Recuerdo que le parecía muy urgente el que se definiesen lo masculino y lo femenino. Estaba convencido de que si no se hacía estaríamos condenados eternamente a que se definiesen según las necesidades de las instituciones. Pensaba, sobre todo, en ejércitos y fábricas.
Es el único hombre que yo he conocido que usaba monóculo.
Ahora, Mary Kathleen O’Looney, de dieciocho años de edad, yace en la cama del antropólogo. Acabamos de hacer el amor. Sería muy hermoso pintarla ahora desnuda... cuerpecito rosado. Pero la verdad es que jamás la vi desnuda. Era muy tímida. Nunca logré convencerla de que se desnudase del todo.
Yo, por mi parte, estaba de pie completamente desnudo junto a la ventana, con mis partes íntimas justo por debajo del alféizar. Me sentía como el gran dios Thor.
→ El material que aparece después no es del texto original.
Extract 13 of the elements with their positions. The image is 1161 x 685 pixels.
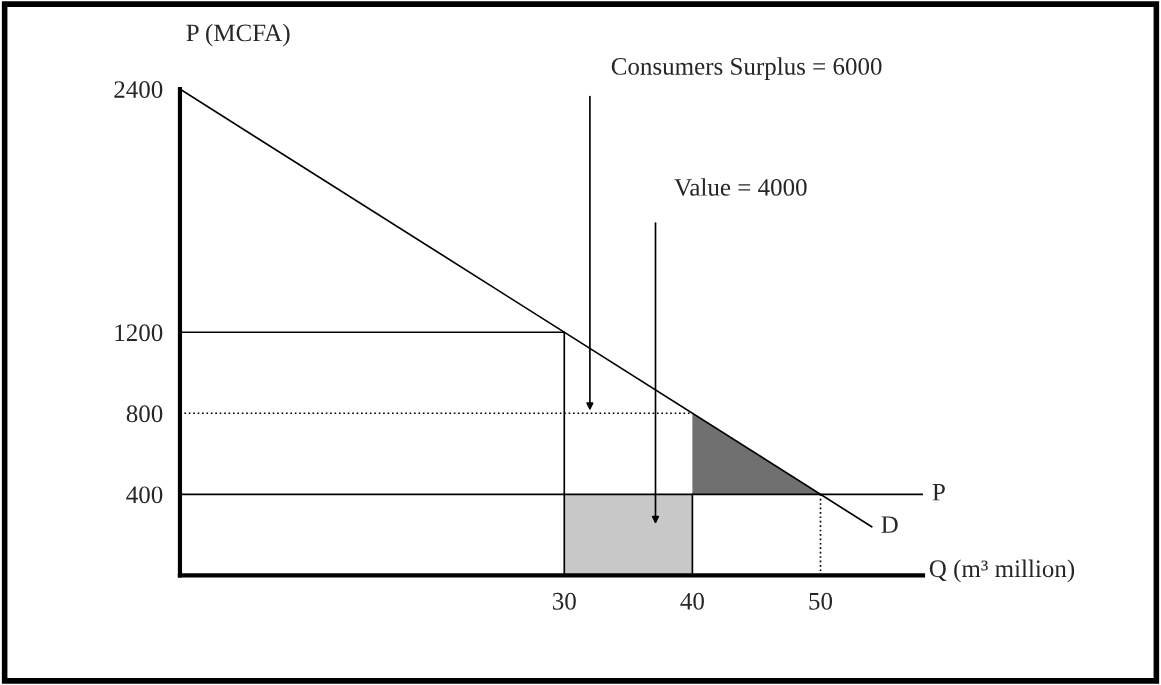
x-axis-title: Q (m³ million) [929, 559, 1075, 583]
y-axis-title: P (MCFA) [186, 23, 290, 47]
x-tick-label: 50 [809, 592, 833, 610]
ref-line-label: P [932, 483, 945, 501]
annotation: Consumers Surplus = 6000 [611, 57, 882, 80]
x-tick-label: 30 [552, 592, 576, 610]
y-tick-label: 2400 [114, 81, 163, 98]
series-label: D [881, 516, 898, 533]
x-tick-label: 40 [680, 592, 704, 610]
y-tick-label: 800 [126, 405, 163, 423]
y-tick-label: 400 [126, 486, 163, 504]
y-tick-label: 1200 [115, 324, 163, 342]
annotation: Value = 4000 [674, 178, 807, 196]
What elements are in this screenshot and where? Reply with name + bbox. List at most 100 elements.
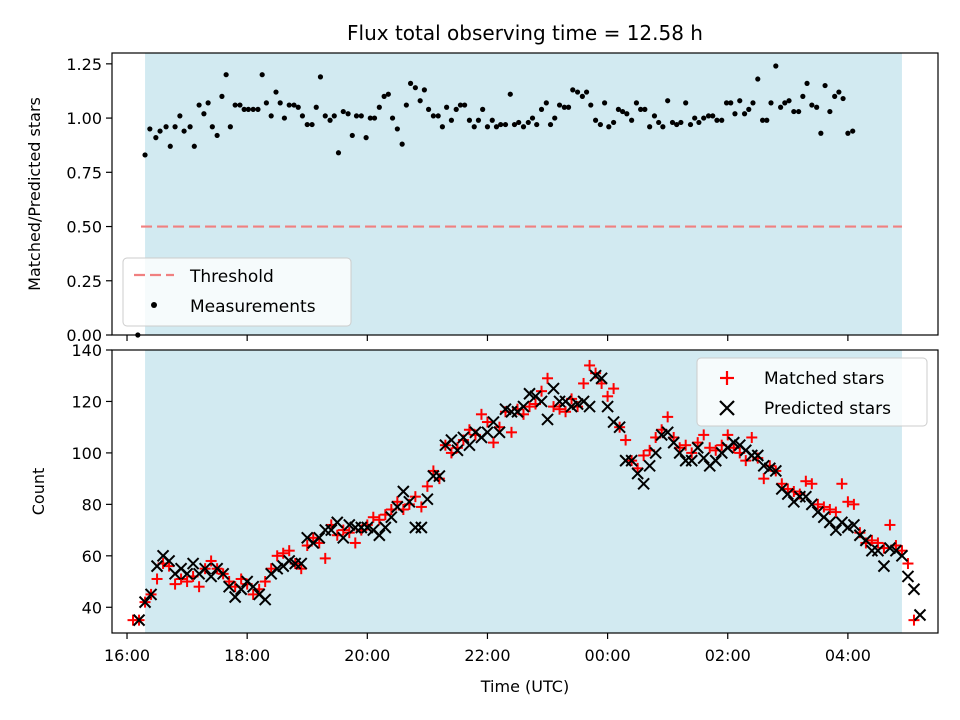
measurement-point — [583, 89, 590, 95]
measurement-point — [516, 119, 522, 126]
matched-star-point — [259, 576, 271, 588]
predicted-star-point — [487, 415, 500, 429]
measurement-point — [547, 121, 554, 128]
measurement-point — [737, 98, 743, 104]
measurement-point — [498, 121, 504, 128]
predicted-star-point — [385, 511, 398, 524]
matched-star-point — [554, 403, 566, 415]
measurement-point — [701, 115, 707, 121]
measurement-point — [741, 111, 748, 117]
predicted-star-point — [649, 446, 662, 460]
matched-star-point — [896, 545, 908, 557]
measurement-point — [633, 100, 640, 106]
predicted-star-point — [601, 400, 614, 413]
matched-legend-swatch — [720, 371, 734, 385]
predicted-star-point — [180, 567, 194, 581]
predicted-star-point — [667, 436, 680, 449]
measurement-point — [574, 89, 581, 95]
measurement-point — [232, 102, 238, 108]
predicted-star-point — [661, 426, 674, 439]
count-y-tick-label: 80 — [82, 495, 102, 514]
ratio-x-ticks — [126, 335, 849, 341]
matched-star-point — [343, 527, 355, 539]
predicted-star-point — [391, 500, 404, 514]
matched-star-point — [367, 511, 379, 523]
matched-star-point — [169, 578, 181, 590]
measurement-point — [746, 106, 752, 112]
predicted-star-point — [162, 554, 176, 568]
predicted-star-point — [901, 570, 915, 583]
measurement-point — [163, 124, 169, 130]
measurement-point — [525, 119, 531, 126]
measurement-point — [800, 93, 806, 99]
measurement-point — [638, 106, 644, 112]
measurement-point — [674, 121, 680, 128]
predicted-star-point — [535, 395, 548, 408]
predicted-star-point — [132, 613, 146, 627]
measurement-point — [466, 117, 473, 123]
matched-star-point — [271, 550, 283, 562]
matched-star-point — [722, 429, 734, 441]
measurement-point — [241, 106, 247, 112]
measurement-point — [520, 124, 527, 130]
count-panel-frame — [111, 349, 939, 634]
measurement-point — [606, 124, 612, 130]
matched-star-point — [505, 426, 517, 438]
measurement-point — [669, 119, 676, 126]
measurement-point — [719, 117, 725, 123]
matched-star-point — [205, 555, 217, 567]
count-y-ticks: 40 60 80 100 120 140 — [71, 341, 112, 617]
measurement-point — [237, 102, 243, 108]
matched-star-point — [319, 552, 331, 564]
measurement-point — [435, 113, 441, 119]
measurement-point — [832, 93, 838, 99]
measurement-point — [570, 87, 576, 93]
measurement-point — [453, 106, 459, 112]
predicted-star-point — [144, 588, 158, 601]
predicted-star-point — [631, 467, 644, 480]
predicted-star-point — [625, 454, 638, 467]
measurement-point — [782, 100, 788, 106]
predicted-star-point — [186, 557, 200, 570]
ratio-legend-box — [122, 257, 352, 327]
matched-star-point — [349, 537, 361, 549]
matched-star-point — [247, 588, 259, 600]
measurement-point — [273, 89, 279, 95]
measurement-point — [255, 106, 261, 112]
ratio-y-axis-label: Matched/Predicted stars — [25, 97, 44, 291]
measurement-point — [814, 104, 820, 110]
measurement-point — [759, 117, 766, 123]
measurement-point — [601, 100, 608, 106]
matched-star-point — [409, 491, 421, 503]
count-y-tick-label: 120 — [71, 392, 102, 411]
matched-star-point — [313, 537, 325, 549]
measurement-point — [484, 124, 491, 130]
measurement-point — [335, 150, 342, 156]
predicted-star-point — [895, 549, 909, 563]
measurement-point — [561, 104, 567, 110]
predicted-star-point — [613, 420, 626, 434]
measurement-point — [552, 115, 558, 121]
measurement-point — [710, 113, 716, 119]
predicted-star-point — [313, 531, 326, 545]
measurement-point — [177, 113, 183, 119]
measurement-point — [191, 143, 197, 149]
matched-star-point — [602, 390, 614, 402]
predicted-star-point — [673, 446, 686, 460]
measurement-point — [430, 113, 436, 119]
measurement-point — [732, 111, 738, 117]
count-legend-box — [696, 357, 928, 427]
measurement-point — [755, 76, 761, 82]
matched-star-point — [391, 496, 403, 508]
matched-star-point — [758, 473, 770, 485]
measurement-point — [417, 98, 423, 104]
measurement-point — [376, 104, 382, 110]
predicted-star-point — [204, 570, 218, 583]
measurement-point — [543, 100, 549, 106]
matched-star-point — [836, 478, 848, 490]
matched-star-point — [560, 406, 572, 418]
measurement-point — [425, 106, 432, 112]
measurement-point — [511, 121, 518, 128]
measurement-point — [421, 87, 427, 93]
measurement-point — [367, 115, 373, 121]
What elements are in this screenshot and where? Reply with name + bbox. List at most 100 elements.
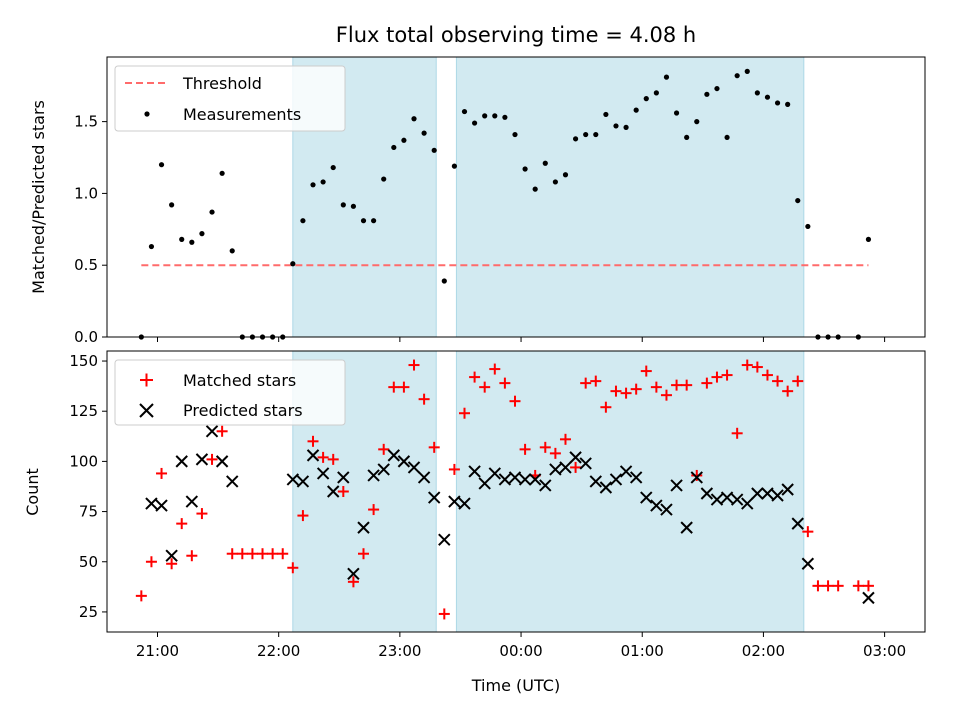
predicted-star-point [771,489,784,502]
matched-star-point [549,447,561,459]
x-tick-label: 00:00 [499,642,542,660]
predicted-star-point [539,479,552,492]
predicted-star-point [296,475,310,488]
matched-star-point [408,359,420,371]
matched-star-point [499,377,511,389]
matched-star-point [822,580,834,592]
measurement-point [785,101,791,107]
matched-star-point [307,435,319,447]
measurement-point [714,85,720,92]
predicted-star-point [640,491,653,504]
measurement-point [673,110,680,116]
measurement-point [431,147,437,153]
measurement-point [734,73,740,79]
matched-star-point [438,608,450,620]
matched-star-point [630,383,642,395]
predicted-star-point [741,497,754,510]
matched-star-point [327,453,339,465]
measurement-point [633,107,639,113]
measurement-point [199,231,205,237]
measurement-point [754,90,760,96]
matched-star-point [711,371,723,383]
predicted-star-point [862,591,875,605]
matched-star-point [509,395,521,407]
counts-layer [135,359,875,620]
measurement-point [613,123,619,129]
matched-star-point [458,407,470,419]
measurement-point [623,124,629,130]
matched-star-point [378,443,390,455]
predicted-star-point [781,483,794,496]
predicted-star-point [205,425,219,438]
measurement-point [330,164,336,171]
measurement-point [320,179,326,185]
matched-star-point [600,401,612,413]
matched-star-point [852,580,864,592]
predicted-star-point [427,491,441,504]
x-tick-label: 03:00 [863,642,906,660]
matched-star-point [337,486,349,497]
measurement-point [744,68,750,74]
matched-star-point [792,375,804,387]
matched-star-point [620,387,632,399]
matched-star-point [751,361,763,373]
predicted-star-point [165,549,178,562]
matched-star-point [428,441,440,453]
predicted-star-point [589,475,602,488]
matched-star-point [297,510,309,522]
predicted-star-point [377,463,390,476]
measurement-point [562,172,569,178]
predicted-star-point [367,469,380,482]
measurement-point [522,166,528,172]
x-tick-label: 02:00 [742,642,785,660]
top-y-tick-label: 0.5 [74,256,98,274]
predicted-star-point [155,499,168,512]
measurement-point [391,144,397,151]
matched-star-point [681,379,693,391]
matched-star-point [226,548,238,560]
measurement-point [189,239,195,245]
bottom-y-axis-label: Count [23,468,42,516]
bottom-y-tick-label: 50 [79,553,98,571]
predicted-star-point [761,487,774,500]
predicted-star-point [518,473,532,486]
matched-star-point [135,590,147,602]
measurement-point [350,203,357,209]
bottom-y-tick-label: 75 [79,503,98,521]
measurement-point [572,136,579,142]
matched-star-point [469,371,481,383]
matched-star-point [559,433,571,445]
predicted-star-point [417,471,431,484]
predicted-star-point [387,449,401,462]
predicted-star-point [579,457,592,470]
top-panel: 0.0 0.5 1.0 1.5 Matched/Predicted stars Thr… [29,56,926,346]
matched-star-point [519,443,531,455]
measurement-point [340,202,346,208]
predicted-star-point [549,463,562,476]
bottom-legend: Matched stars Predicted stars [114,359,346,426]
predicted-star-point [498,473,512,486]
measurement-point [593,131,599,138]
bottom-axes-frame [106,350,926,633]
matched-star-point [358,548,370,560]
matched-star-point [671,379,683,391]
measurements-legend-swatch [144,111,150,117]
measurement-point [158,162,165,168]
predicted-star-point [559,461,572,474]
matched-legend-label: Matched stars [183,371,296,390]
predicted-star-point [327,485,340,498]
predicted-star-point [751,487,764,500]
matched-star-point [186,550,198,562]
measurement-point [310,182,316,188]
predicted-star-point [286,473,300,486]
matched-star-point [802,526,814,538]
measurement-point [421,130,427,136]
measurement-point [704,91,710,97]
predicted-legend-label: Predicted stars [183,401,303,420]
measurement-point [411,116,417,122]
matched-star-point [398,381,410,393]
matched-star-point [145,556,157,568]
matched-star-point [418,393,430,405]
matched-star-point [590,375,602,387]
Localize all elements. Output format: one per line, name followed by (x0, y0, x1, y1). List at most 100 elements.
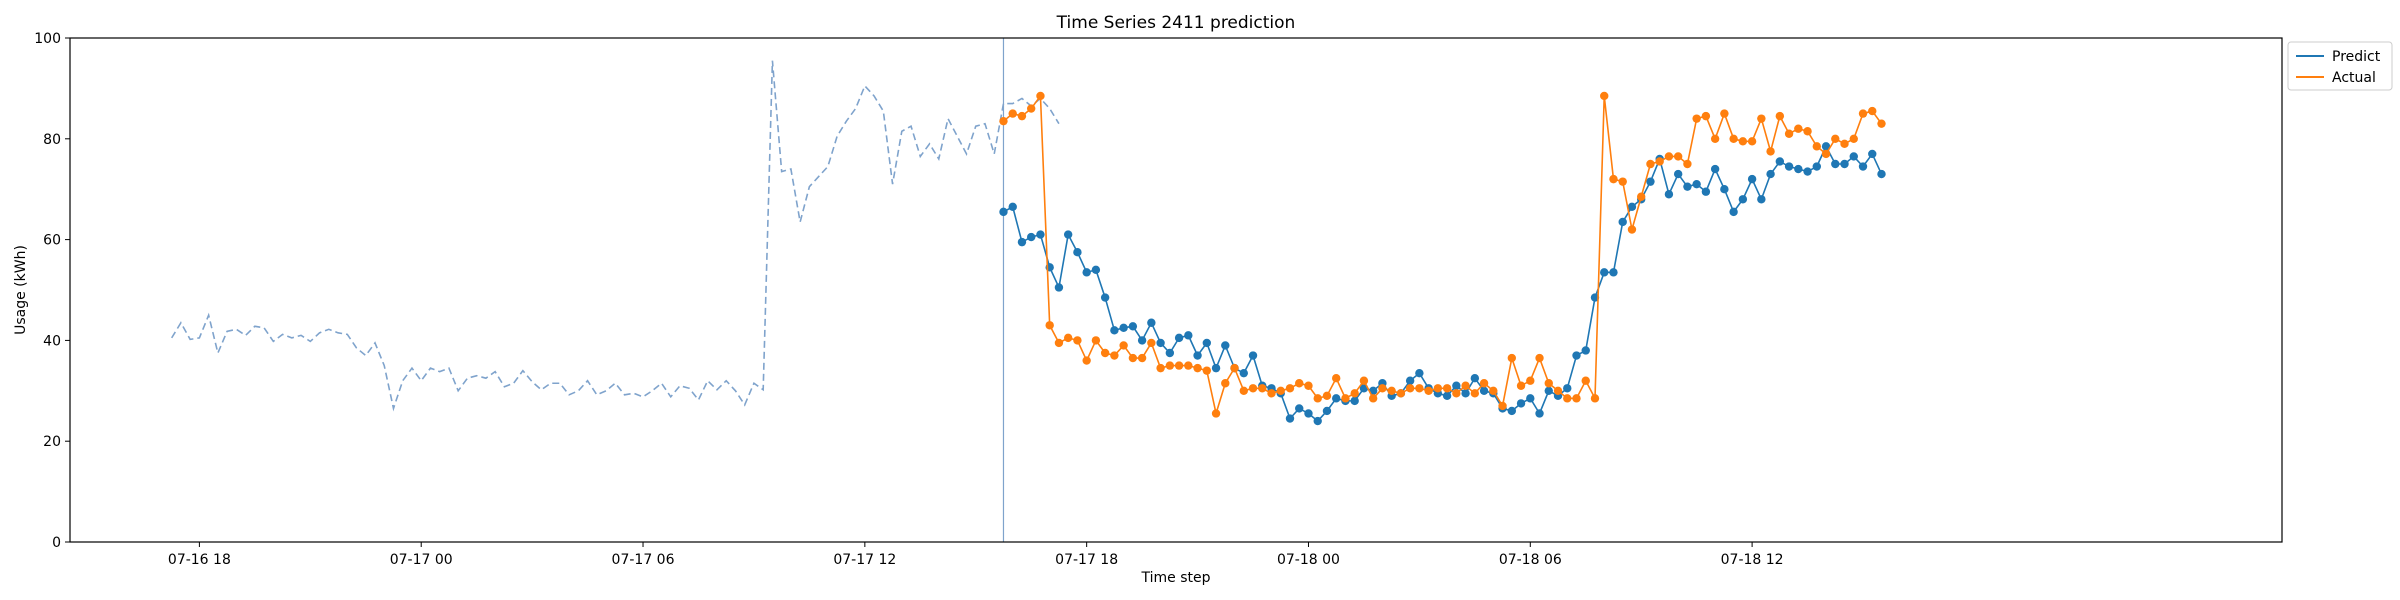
data-point-predict (1415, 368, 1424, 378)
data-point-actual (1147, 338, 1156, 348)
data-point-predict (1664, 190, 1674, 199)
data-point-predict (1858, 162, 1868, 171)
data-point-actual (1840, 139, 1849, 149)
data-point-predict (1248, 351, 1258, 360)
data-point-actual (1553, 386, 1563, 395)
data-point-actual (1877, 119, 1886, 128)
data-point-actual (1054, 338, 1064, 348)
data-point-actual (1849, 134, 1858, 143)
data-point-predict (1581, 346, 1590, 355)
y-axis-label: Usage (kWh) (13, 245, 29, 335)
data-point-actual (1387, 386, 1396, 395)
data-point-predict (1821, 142, 1831, 151)
data-point-predict (1627, 202, 1637, 212)
data-point-predict (1507, 406, 1517, 416)
data-point-actual (1600, 91, 1609, 101)
data-point-actual (1720, 109, 1729, 118)
data-point-actual (1295, 379, 1304, 388)
data-point-actual (1405, 384, 1415, 393)
data-point-predict (1590, 293, 1600, 302)
legend: Predict Actual (2287, 41, 2393, 91)
data-point-predict (1803, 167, 1812, 176)
data-point-predict (1304, 409, 1313, 418)
data-point-predict (999, 207, 1008, 217)
data-point-predict (1128, 322, 1138, 331)
data-point-predict (1461, 389, 1470, 398)
data-point-actual (999, 116, 1008, 126)
data-point-actual (1027, 104, 1036, 113)
data-point-predict (1784, 162, 1794, 171)
data-point-predict (1812, 162, 1822, 171)
data-point-actual (1729, 134, 1738, 143)
data-point-actual (1350, 389, 1359, 398)
data-point-actual (1202, 366, 1212, 375)
data-point-actual (1396, 389, 1406, 398)
data-point-predict (1036, 230, 1045, 239)
data-point-actual (1683, 159, 1692, 169)
data-point-actual (1230, 363, 1239, 373)
data-point-actual (1082, 356, 1091, 365)
data-point-predict (1600, 268, 1609, 277)
data-point-predict (1100, 293, 1110, 302)
data-point-actual (1470, 389, 1480, 398)
data-point-predict (1729, 207, 1738, 217)
data-point-actual (1017, 111, 1027, 121)
data-point-predict (1054, 283, 1064, 292)
data-point-predict (1285, 414, 1295, 423)
data-point-predict (1027, 232, 1036, 242)
data-point-predict (1211, 363, 1221, 373)
data-point-actual (1424, 386, 1433, 395)
data-point-predict (1526, 394, 1535, 403)
data-point-actual (1433, 384, 1443, 393)
data-point-predict (1877, 169, 1886, 179)
y-tick-label: 0 (52, 535, 61, 551)
data-point-actual (1701, 111, 1711, 121)
data-point-actual (1757, 114, 1766, 123)
data-point-predict (1757, 195, 1766, 204)
x-tick-label: 07-17 12 (833, 552, 896, 568)
data-point-predict (1563, 384, 1572, 393)
y-tick-label: 80 (43, 132, 61, 148)
data-point-actual (1415, 384, 1424, 393)
data-point-predict (1840, 159, 1849, 169)
data-point-actual (1747, 137, 1757, 146)
data-point-actual (1618, 177, 1627, 186)
x-tick-label: 07-18 00 (1277, 552, 1340, 568)
data-point-actual (1637, 192, 1646, 201)
data-point-actual (1738, 137, 1748, 146)
data-point-predict (1868, 149, 1877, 159)
y-tick-label: 100 (34, 31, 61, 47)
x-tick-label: 07-18 12 (1721, 552, 1784, 568)
y-tick-label: 20 (43, 434, 61, 450)
data-point-actual (1442, 384, 1452, 393)
x-axis: 07-16 18 07-17 00 07-17 06 07-17 12 07-17 18… (168, 542, 1784, 568)
data-point-actual (1646, 159, 1655, 169)
data-point-predict (1794, 164, 1803, 174)
data-point-actual (1248, 384, 1258, 393)
legend-predict-label: Predict (2332, 49, 2381, 65)
data-point-predict (1470, 374, 1480, 383)
plot-area (170, 38, 1886, 542)
data-point-predict (1137, 336, 1147, 345)
data-point-actual (1821, 149, 1831, 159)
data-point-predict (1202, 338, 1212, 348)
data-point-actual (1516, 381, 1526, 390)
data-point-predict (1073, 248, 1082, 257)
data-point-actual (1794, 124, 1803, 133)
data-point-predict (1184, 331, 1193, 340)
data-point-actual (1535, 353, 1544, 363)
data-point-actual (1359, 376, 1369, 385)
data-point-predict (1091, 265, 1101, 275)
data-point-actual (1063, 333, 1073, 343)
data-point-actual (1858, 109, 1868, 118)
data-point-actual (1526, 376, 1535, 385)
data-point-predict (1193, 351, 1202, 360)
data-point-actual (1831, 134, 1840, 143)
axes-frame (69, 37, 2283, 543)
data-point-actual (1036, 91, 1045, 101)
data-point-actual (1110, 351, 1119, 360)
y-tick-label: 40 (43, 333, 61, 349)
data-point-actual (1452, 389, 1461, 398)
data-point-actual (1812, 142, 1822, 151)
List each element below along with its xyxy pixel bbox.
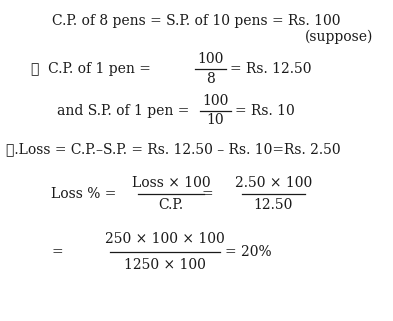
Text: 250 × 100 × 100: 250 × 100 × 100	[105, 232, 225, 246]
Text: Loss × 100: Loss × 100	[132, 176, 210, 190]
Text: ∴  C.P. of 1 pen =: ∴ C.P. of 1 pen =	[31, 62, 151, 76]
Text: 10: 10	[207, 113, 224, 127]
Text: (suppose): (suppose)	[305, 30, 373, 44]
Text: C.P.: C.P.	[158, 198, 184, 213]
Text: ∴.Loss = C.P.–S.P. = Rs. 12.50 – Rs. 10=Rs. 2.50: ∴.Loss = C.P.–S.P. = Rs. 12.50 – Rs. 10=…	[6, 142, 340, 156]
Text: 100: 100	[197, 52, 224, 66]
Text: = Rs. 12.50: = Rs. 12.50	[230, 62, 311, 76]
Text: 2.50 × 100: 2.50 × 100	[235, 176, 312, 190]
Text: Loss % =: Loss % =	[51, 187, 116, 201]
Text: 12.50: 12.50	[253, 198, 293, 213]
Text: = 20%: = 20%	[225, 245, 272, 259]
Text: C.P. of 8 pens = S.P. of 10 pens = Rs. 100: C.P. of 8 pens = S.P. of 10 pens = Rs. 1…	[52, 14, 341, 28]
Text: 1250 × 100: 1250 × 100	[124, 258, 206, 272]
Text: = Rs. 10: = Rs. 10	[235, 104, 295, 118]
Text: =: =	[51, 245, 63, 259]
Text: 8: 8	[206, 72, 215, 86]
Text: =: =	[201, 187, 213, 201]
Text: and S.P. of 1 pen =: and S.P. of 1 pen =	[57, 104, 189, 118]
Text: 100: 100	[202, 94, 229, 108]
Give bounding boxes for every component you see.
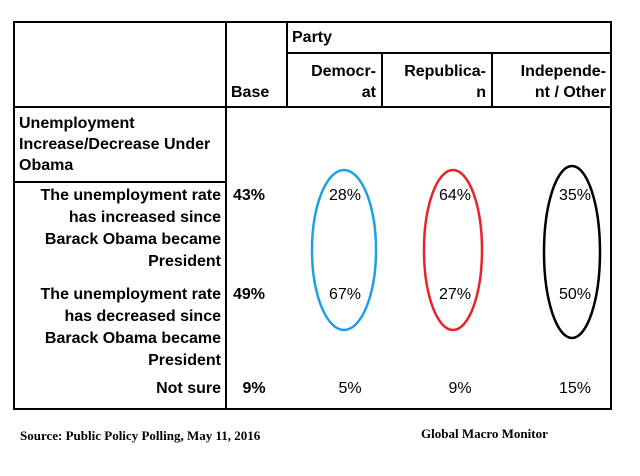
question-bottom-divider (13, 181, 227, 183)
cell-increased-base: 43% (232, 187, 266, 204)
cell-notsure-independent: 15% (558, 380, 592, 397)
cell-decreased-base: 49% (232, 286, 266, 303)
dem-rep-divider (381, 52, 383, 108)
democrat-highlight-ellipse (310, 168, 378, 332)
header-bottom-divider (13, 106, 612, 108)
base-column-divider (286, 21, 288, 108)
cell-decreased-independent: 50% (558, 286, 592, 303)
table-border-right (610, 21, 612, 410)
republican-highlight-ellipse (422, 168, 484, 332)
question-label: Unemployment Increase/Decrease Under Oba… (19, 115, 211, 174)
party-header-divider (286, 52, 612, 54)
row-label-increased: The unemployment rate has increased sinc… (40, 187, 221, 270)
cell-increased-independent: 35% (558, 187, 592, 204)
brand-label: Global Macro Monitor (421, 426, 548, 441)
label-column-divider (225, 21, 227, 410)
table-border-left (13, 21, 15, 410)
cell-notsure-republican: 9% (448, 380, 472, 397)
party-group-header: Party (292, 29, 333, 46)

—¿Me quieres, Walter? —preguntó Mary Kathleen a mi espalda desnuda.
Qué podía contestar yo sino esto:
—Claro que sí.
Alguien llamó a la puerta. Yo le había dicho a mi codirector en el periódico,
The Bay State Progressive
, dónde me podía localizar en caso de emergencia.
—¿Quién es? —dije.
Y entonces se oyó un sonido como de un pequeño motor de gasolina al otro lado de la puerta. Era mi mentor Alexander Hamilton McCone que había decidido venir a Cambridge sin avisar... para ver qué vida llevaba yo con su dinero. Parecía un motor por el tartamudeo. Tartamudeaba por la Matanza de Cuyahoga de Milochocientos Noventaicuatro. Intentaba decir su propio nombre.
Y es que, no sé por qué, pero se me había olvidado decirle que me había hecho comunista. Y ahora lo había descubierto. Fue primero a mi habitación de Adams House, donde le dijeron que estaba casi siempre en
The Progressive
. Fue a
The Progressive
y allí había averiguado qué clase de publicación era y que yo era su codirector. Y allí estaba a la puerta, con un ejemplar bajo el brazo.